O evento debateu e criticou a regulação excessiva do Estado na economia, a cultura de intervencionismo e o politicamente correto.
Leia a opinião do jornal na íntegra abaixo:
Onda de autoritarismo no Brasil
É paradoxal que nos 26 anos de exercício ininterrupto de democracia no Brasil tenha surgido uma tendência de estreitamento de liberdades.
Um indicador desta asfixia, nem sempre perceptível, é que algumas produções audiovisuais de sucesso na década de 80, ainda no regime militar, enfrentariam hoje problemas com promotores, procuradores, comissários de ministérios, organizações ditas sociais, grupos de pressão de todos os tipos.
A explicação mais plausível para esta aparente contradição passa pelo desembarque, em 2003, do PT em Brasília. Pois, no governo petista, grupos com visão autoritária da realidade brasileira passaram a ocupar cargos na máquina pública, ganharam espaço no próprio Congresso.
Entre os vários exemplos da ação dessas falanges, um dos mais evidentes é o viés da atuação do Ministério da Cultura nos últimos oito anos, sempre voltado a intervir. Seja no conteúdo da produção audiovisual, por meio da Ancinav, uma agência reguladora que, ainda bem, ficou nas gavetas do Executivo, ou na decisão privada dos financiadores da arte e cultura com recursos tributários próprios.
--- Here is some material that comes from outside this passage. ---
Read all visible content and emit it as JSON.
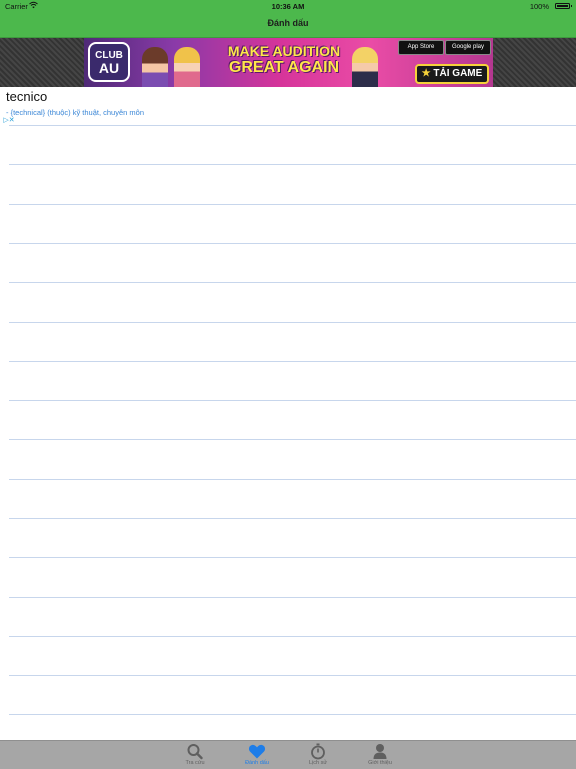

Mais recentemente, outro artefato dirigista desenvolvido nas pranchetas do MinC, um projeto de revisão da lei de direitos autorais, foi resgatado pela ministra Ana de Hollanda na Casa Civil, para saudáveis novas discussões. Pelo motivo de sempre: excessiva ingerência estatal.
No comboio desta onda autoritária veio a cultura da intolerância do “politicamente correto”, bandeira de grupos que tentam se apresentar à sociedade como progressistas. Incluem-se aqui os racialistas e suas cotas para escolas, universidades, empresas, emprego público, o que seja. Todos são defensores das “minorias” em geral, e em nome delas tentam impor normas autárquicas contrárias ao conceito do mérito pessoal, punitivas do sucesso individual, corporativo e do lucro.
No carnaval, um grupo “politicamente correto” chegou a ameaçar um bloco. Não entendem o sentido da festa. Nem o de várias outras coisas.
Daí a importância de reuniões como a promovida quarta, no Rio, pelo Instituto Millennium, para debater o tema do intervencionismo do Estado. Afinal, não se trata de choque entre “direita” e “esquerda”, mas de um modelo autoritário, populista, de tutela da sociedade em nome do “social” e do “bem comum” contra uma proposta verdadeiramente democrática para o Brasil.
Não há mais o conflito da Guerra Fria, do “comunismo” contra o “capitalismo”. Mas liberdade e direitos civis, de um lado, estatismo e poder político centralizado no Executivo, de outro. Sempre com extrema interferência do Estado no cotidiano das pessoas.
Se não houver clareza desta grave situação, não existirá na sociedade conscientização para se contrapor a este novo autoritarismo — inodoro como gases venenosos e letais. Portanto, qualquer espaço de debate sobre o tema que se abra merece aplausos e apoio. Não há pessimismo.
Nestes 26 anos, instituições republicanas se consolidaram, entre elas a Justiça, essencial guardiã da Carta. Têm de ser defendidas do avanço quase subterrâneo do autoritarismo.